New outer automorphism for $G_1 \times G_2$

Question

Suppose $G_1$ is a group, which has no outer automorphism.

Suppose $G_2$ is a group, which has no outer automorphism.

Main Question: What are the possible conditions to know can there be an outer automorphism for $$ G_1 \times G_2? $$

An easier question:

Suppose $G_1=SU(2)$ is a group, which has no outer automorphism.

Suppose $G_2= \mathbb{Z}/2\mathbb{Z}$ is a group, which has no outer automorphism.

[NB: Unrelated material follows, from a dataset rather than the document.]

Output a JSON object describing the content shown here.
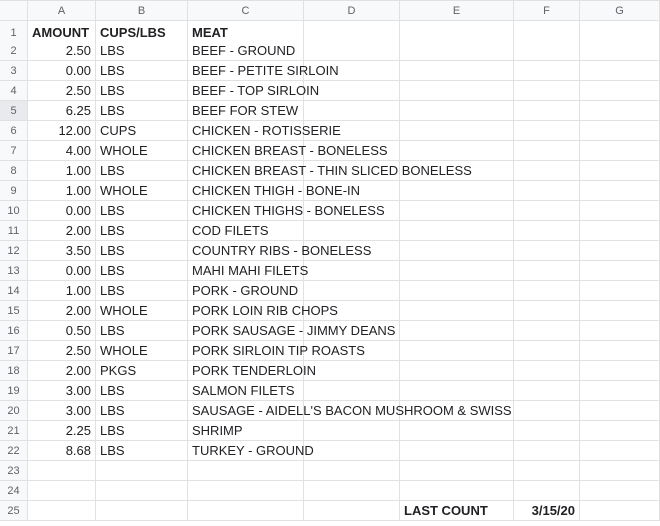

• $SU(2) \times SU(2)$ has however a order-2 outer automorphism.
• $\mathbb{Z}/2\mathbb{Z} \times \mathbb{Z}/2\mathbb{Z}$ has however a order-2 outer automorphism.

Simpler Question: Is there an outer automorphism for $$ SU(2) \times \mathbb{Z}/2\mathbb{Z} ? $$

If you can answer anything of the above two Questions - this counts as a perfect answer.

Answer 1

A sufficient condition is that $G_1$ has a central subgroup $C$ isomorphic to a quotient of $G_2$ - this holds for your example.

We then have a natural map $q:G_2\to C$.

The map $\phi:G_1\times G_2\to G_1\times G_2:(g,h)\mapsto (gq(h),h)$ is an outer automorphism.